An In-Law Dream

My Mother- and Father-in-law, both deceased, showed up in my dream last night, along with Dad, who is alive. I was young and with my in-laws at their house, along with Dad, who was visiting. I was outside when I turned and looked at their house. This dream house was nothing like any of the homes they lived in dring the time I knew them. They had changed this house, though, installing a flat front facade in a deep slate blue color that really appealed to me. I complimented them on the color change, enthusing about it. They then added a flat white latticed gate, which popped again the blue. Whole thing came across as stylish, modern, and sharp, which, honestly, counters their RL simple country style. Dad was helping with the gate. As they finished, I walked over and checked it out. I discovered two machine head screws at the bottom sticking out of the gate.

I complained about the screws sticking out, chiding them about not finishing in a joking way that we’d shared with one another throughout my adult hood. Dad and FIL replied that the screws were fine. But I went over to finish screwing them in. When I applied pressure, the screws slid in without any resistance. I said, “There’s nothing behind these screws. They won’t help at all.” They ignored that and walked off.

Dream shift, we’re inside, playing some silly game tossing a ball around that none of the others would ever do in RL. None were ever silly that way around me. I was back in the right corner, which had a hallway leading to another area. The walls were pale green. I began examining them more closely and discovered mold growing on the walls. I pointed this out to them and said that something needs to be done. When none of the rest responded, I began cleaning them.

Another dream shift found me outside again, in my pajamas. Bright sunshine lit the broad fields and short bushes. I knew it was mid-afternoon. Someone kicked a football around. I decided to go out and play. My FIL said as an aside that someone serious about it would not be barefoot and in their pajamas. Ignoring him, I went out after the ball. It bounced behind me. Catching it on a bounce, I raced across the field. A small girl in pink pajamas attempted to tackle me. She had no chance but I didn’t want to hurt her so I stopped and let get me.

Dream end.


I finally did it!

I finally fixed my Roomba.

The Roomba robotic vacuum cleaner had become quieter. Its softer noise made us suspicious, so we conducted a paper test. The Roomba failed. Then I removed the collector, got down on the floor, and confirmed that the brushes weren’t turning. Bummer.

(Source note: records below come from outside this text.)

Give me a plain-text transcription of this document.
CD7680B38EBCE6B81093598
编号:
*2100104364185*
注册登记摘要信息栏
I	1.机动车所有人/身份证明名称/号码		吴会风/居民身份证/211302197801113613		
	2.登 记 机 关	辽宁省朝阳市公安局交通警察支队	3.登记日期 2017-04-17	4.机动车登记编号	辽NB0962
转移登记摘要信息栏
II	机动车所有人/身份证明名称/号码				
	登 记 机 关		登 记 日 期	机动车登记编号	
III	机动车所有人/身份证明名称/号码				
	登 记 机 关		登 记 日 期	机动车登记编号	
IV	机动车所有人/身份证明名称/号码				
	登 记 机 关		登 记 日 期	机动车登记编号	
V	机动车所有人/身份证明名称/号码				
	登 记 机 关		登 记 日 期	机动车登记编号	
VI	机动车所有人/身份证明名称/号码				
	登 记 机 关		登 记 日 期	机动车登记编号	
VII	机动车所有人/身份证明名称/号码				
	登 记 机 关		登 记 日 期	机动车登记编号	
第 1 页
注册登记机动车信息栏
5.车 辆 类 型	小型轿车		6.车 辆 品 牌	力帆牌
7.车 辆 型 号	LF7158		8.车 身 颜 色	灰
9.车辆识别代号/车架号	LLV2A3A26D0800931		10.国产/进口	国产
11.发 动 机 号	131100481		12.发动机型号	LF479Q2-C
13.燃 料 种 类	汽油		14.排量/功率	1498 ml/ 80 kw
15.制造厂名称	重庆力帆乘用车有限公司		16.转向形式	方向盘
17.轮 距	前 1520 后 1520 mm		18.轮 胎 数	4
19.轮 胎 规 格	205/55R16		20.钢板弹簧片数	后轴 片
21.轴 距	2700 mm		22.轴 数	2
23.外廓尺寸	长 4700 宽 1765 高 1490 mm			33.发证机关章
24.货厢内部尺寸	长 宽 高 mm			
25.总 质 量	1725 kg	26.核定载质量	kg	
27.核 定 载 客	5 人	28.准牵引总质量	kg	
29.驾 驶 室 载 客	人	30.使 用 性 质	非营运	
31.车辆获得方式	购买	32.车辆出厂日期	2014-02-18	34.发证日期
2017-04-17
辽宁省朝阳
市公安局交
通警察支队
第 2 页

That was months ago. I began looking into repairing it, but then, I thought, maybe I should buy a new one. They were on special at Costco and seemed pretty damn attractive. The display models lacked the scratches and wear and tear plaguing my current beloved Roomba. The new ones had that great new Roomba smell, too.

I read reviews and comparisons, checked prices, and thought, and thought. Eventually, I decided the old one probably only has a couple thousand miles on it and deserved to be fixed. Besides, it now felt like part of the family. I reminisced about the time that poor sick Lady had decided she’d piss on the Roomba, and how you just need to pick it up to send Quinn through the pet door with a sonic boom. I wrestled with what I do with it if I got rid of it. Taking it to the Goodwill seemed wrong. I refused to even think of the landfill.

The parts, a new enhanced cleaning head (I don’t know how it was enhanced), purchased for $49 with free shipping, arrived yesterday. Three minutes later, the Roomba was repaired and making its rounds again.  The weird thing was that iRobot had sent new screws with the replacement part. I used them, which meant I had four perfectly good screws left over.

Perfectly good.

I’m like a compulsive scavenger. Whenever I have left over screws, nuts, bolts, or hardware, I add them to my collection. It’s a fine collection, begun when I first moved out when I was eighteen. At first, I integrated left over screws with others in my various drawers and containers. Then I began keeping them separate, with little notes. The notes had their original planned use and the date. That way, see —

I don’t know what was planned there. It was just an idea. What I’d realized was that most of the screws, bolts, nuts, and fasteners were too unique to be used elsewhere. Most of the time when a fastener was required, I’d go through the collection, testing their viability, conclude that what I have doesn’t work, and go buy new ones.

Having recognized this, I threw the four Roomba screws away. It required a lot of grit, opening the trash can, putting my hand with the screws over it, letting the screws go, and closing the lid. It took a lot of grit, and just five minutes, but I did it. I kept my eyes closed, though. I couldn’t bear to watch.

So that’s it. My days of being screwed are over.

Now, what do I do with the old, un-enhanced Roomba cleaning head? I could just trash it, I suppose, but I think I can make some room on a shelf. Because you never know when it might come in handy, right?